Why I Got Interested in Consciousness

Why I Got Interested in Consciousness

I don't remember the exact age, seventeen, maybe eighteen. I was studying for JEE, COVID had just set in, and something I'd been carrying for a while quietly got worse.

My depression had actually started long before COVID, small, repeated moments of sadness and frustration, several times a day, easy to explain away individually. That's one of the more wicked properties of depression: it feels normal right up until it doesn't.

What I noticed most, during that period, wasn't sadness in any dramatic sense. It was emptiness. A specific, persistent hollowness that sadness doesn't quite capture. I'd been reading a lot of nonfiction by then, and I'd already half-worked-out, on my own, that money, fame, other people, none of it produces happiness that actually holds.

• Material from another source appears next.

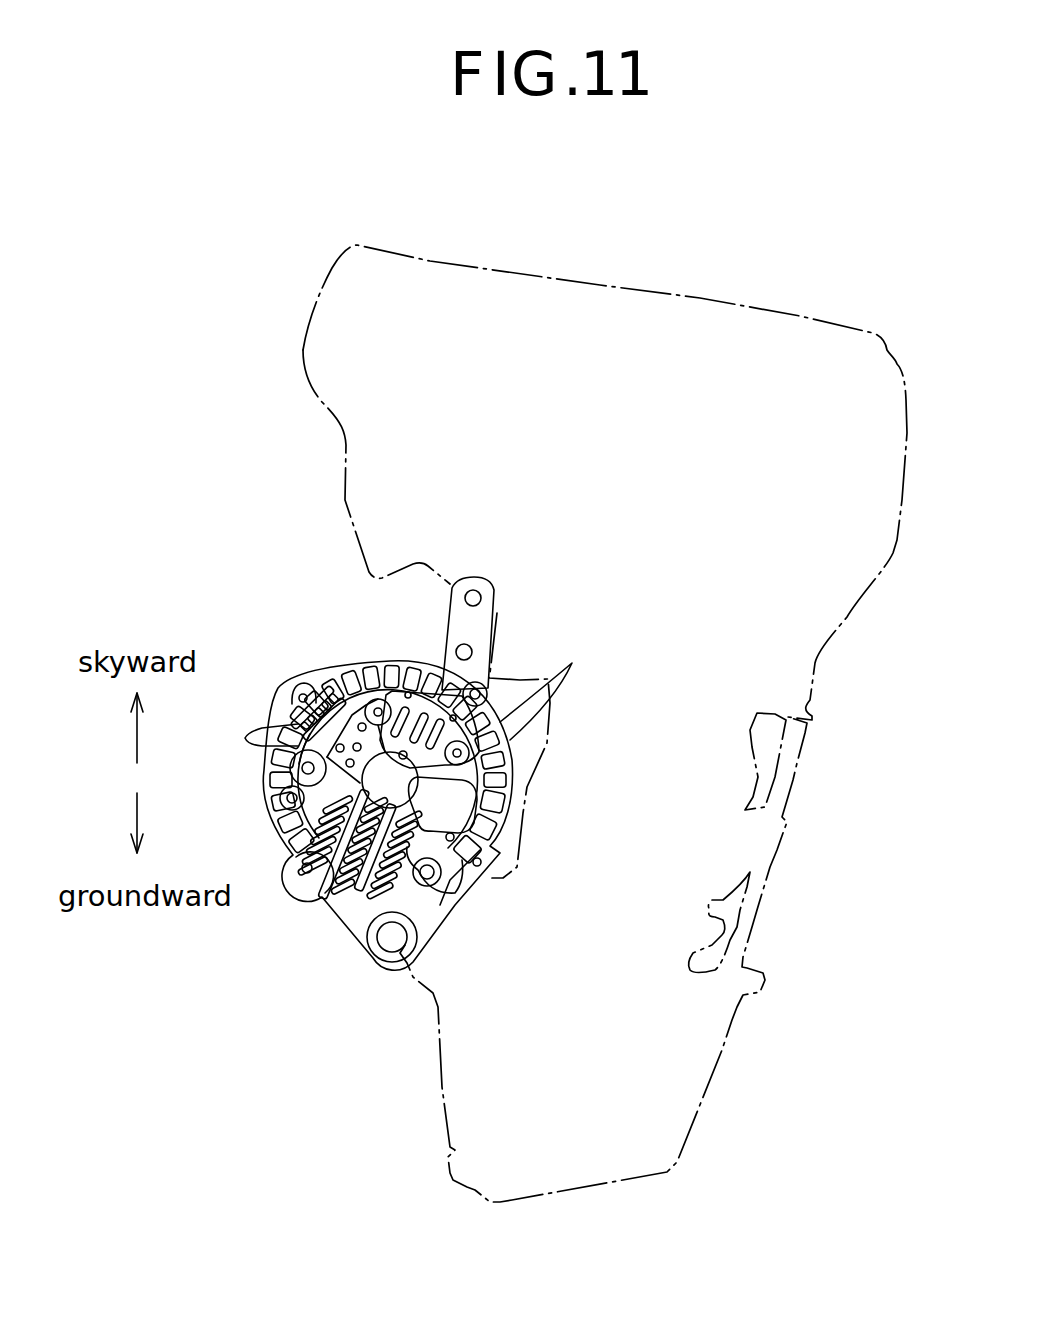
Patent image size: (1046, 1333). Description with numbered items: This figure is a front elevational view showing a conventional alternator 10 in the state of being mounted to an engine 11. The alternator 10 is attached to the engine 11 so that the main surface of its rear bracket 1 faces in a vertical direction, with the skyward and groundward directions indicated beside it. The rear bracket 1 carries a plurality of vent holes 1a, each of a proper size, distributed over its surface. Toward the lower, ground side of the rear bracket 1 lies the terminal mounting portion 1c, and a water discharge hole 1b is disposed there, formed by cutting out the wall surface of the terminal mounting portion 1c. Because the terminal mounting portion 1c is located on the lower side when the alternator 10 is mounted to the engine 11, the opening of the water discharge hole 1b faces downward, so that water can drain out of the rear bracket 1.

Some of that conclusion was mine; some of it I'd absorbed from what I was reading. Either way, once the depression set in, this emptiness became its center of gravity. It stopped being a mood and started being a question.

So I did what you'd expect: motivational content, books, music, every trick that looked like it might work. None of it touched the actual question underneath. And at some point I realized something almost embarrassing in hindsight, I had never seriously engaged with religion or philosophy. Not never heard of it, I'd read Nietzsche, Kant, Meditations, and they're genuinely great, but I'd never sat with any of it at the depth it demands, partly because that depth is hard work. I wasn't religious, and I'm still not, in the conventional sense. Ironically, as a kid I used to attend a class where they taught us to recite verses from the Bhagavad Gita, and I fell asleep during one of the sessions.

When motivation, science, and the philosophy I'd sampled all failed to answer the actual question, I turned to religion, but deliberately not through devotion. Devotion requires belief, and belief means outsourcing the answer to someone else. What I found instead was that the path of knowledge, Jnana Yoga1 in the Hindu tradition, fit how I actually think. I have an analytical temperament; inquiry suits me better than faith does. So I started reading translated scriptures and watching Sandeep Maheshwari's talks on spirituality. Of everything I came across, nothing reshaped how I saw the world more than Advaita Vedanta2.

The claim at the center of Advaita is radical enough that it gave my emptiness a new shape entirely, not "why do I feel empty" but "what actually is consciousness, why does it exist at all, how does it show up in a physical world, and can any of this be settled by science, or is it permanently first-person?"3 Around the same time, two more threads started to feel like they might be pointing at the same thing. Sandeep Maheshwari talks about Anahata Nada4, an internal, unstruck ringing sound that a number of people report hearing, myself included, as something significant. And physics has its own long-running search for a single unifying framework, sometimes called, half-jokingly, the "God equation"5. Spirituality's search for one substrate underlying all experience, and physics' search for one equation underlying all forces, I don't know if these are the same question in different languages, or just two very different questions that happen to sound similar when you squint. Possibly neither. That's exactly the kind of thing I want to work out here rather than assume.

This blog is where I plan to go deeper into each of these threads, in the open, for as long as it takes, years, probably, maybe the rest of my life. I don't think that's an overstatement of the problem. I believe getting to the bottom of what experience actually is will resolve the emptiness I started with, and possibly speak to other people who've thought about their own life at this depth and landed in the same place.

One clarification, because it matters: none of this is meant to be mystical. It isn't. I'm interested in experience and reasoning, and I want this whole project to be judged on those terms.